In a statement, the administration said, “FDA has convened this advisory committee to seek opinions and recommendations on regulatory approaches to the issue of gadolinium retention in the brain and other body organs following administration of gadolinium based contrast agents (GBCAs). The evidence indicating retention following the use of GBCAs has led to concerns that gadolinium retention may cause adverse reactions, if not immediately then at some later date. FDA will ask the committee to focus on scientific facts; observational data; nonclinical, clinical and epidemiological study findings; post-marketing adverse event reports; and regulatory requirements in considering its responses to FDA questions.”
The statement continued, “FDA’s approach has been educational: alerting the public and clinicians to the retention phenomenon but not issuing any restrictions on use because toxic effects in humans have not been established.

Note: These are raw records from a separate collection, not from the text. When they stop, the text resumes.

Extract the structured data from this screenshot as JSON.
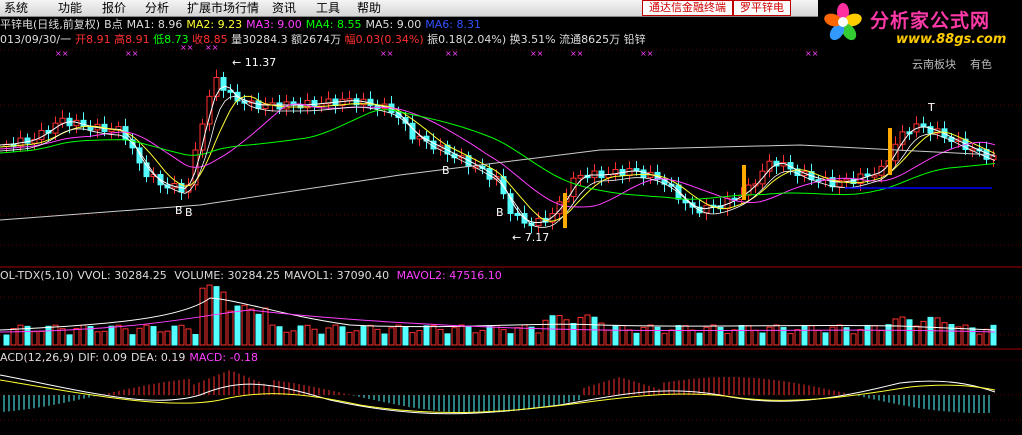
{
  "menu": [
    "系统",
    "功能",
    "报价",
    "分析",
    "扩展市场行情",
    "资讯",
    "工具",
    "帮助"
  ],
  "top_links": {
    "terminal": "通达信金融终端",
    "stock": "罗平锌电"
  },
  "logo": {
    "title": "分析家公式网",
    "url": "www.88gs.com"
  },
  "colors": {
    "red": "#ff3030",
    "cyan": "#54ffff",
    "white": "#ffffff",
    "yellow": "#ffff33",
    "magenta": "#ff40ff",
    "green": "#00ff00",
    "blue": "#0000ff",
    "ma_title_blue": "#3050ff",
    "orange": "#ffaa00"
  },
  "title_line": {
    "name": "平锌电(日线,前复权)",
    "type": "B点",
    "ma1": "MA1: 8.96",
    "ma2": "MA2: 9.23",
    "ma3": "MA3: 9.00",
    "ma4": "MA4: 8.55",
    "ma5": "MA5: 9.00",
    "ma6": "MA6: 8.31"
  },
  "info_line": {
    "date": "013/09/30/一",
    "open": "开8.91",
    "high": "高8.91",
    "low": "低8.73",
    "close": "收8.85",
    "volume": "量30284.3",
    "amount": "额2674万",
    "change": "幅0.03(0.34%)",
    "amplitude": "振0.18(2.04%)",
    "turnover": "换3.51%",
    "float_shares": "流通8625万",
    "sector": "铅锌"
  },
  "side_labels": {
    "region": "云南板块",
    "nonferrous": "有色"
  },
  "annotations": {
    "high": "11.37",
    "low": "7.17",
    "buy": "B",
    "x": "××",
    "signal_mark": "↑"
  },
  "vol_panel": {
    "name": "OL-TDX(5,10)",
    "vvol": "VVOL: 30284.25",
    "volume": "VOLUME: 30284.25",
    "mavol1": "MAVOL1: 37090.40",
    "mavol2": "MAVOL2: 47516.10"
  },
  "macd_panel": {
    "name": "ACD(12,26,9)",
    "dif": "DIF: 0.09",
    "dea": "DEA: 0.19",
    "macd": "MACD: -0.18"
  }
}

We now seek advice from the committee on the strength of the scientific evidence that would support potential regulatory actions such as labeling changes in relation to gadolinium retention. We also seek suggestions on the design of further epidemiologic and other studies to investigate potential adverse events associated with gadolinium retention in humans...”
The statement concluded, “…It is important to note that FDA’s intention in convening the current Advisory Committee is to solicit advice limited in scope to safety issues surrounding post-GBCA gadolinium retention in patients with normal renal function.”
The FDA’s decision to convene the MIDAC on this topic follows the May 22, 2017 update to its previous Drug Safety Communication entitled “FDA Drug Safety Communication: FDA identifies no harmful effects to date with brain retention of gadolinium-based contrast agents for MRIs; review to continue.”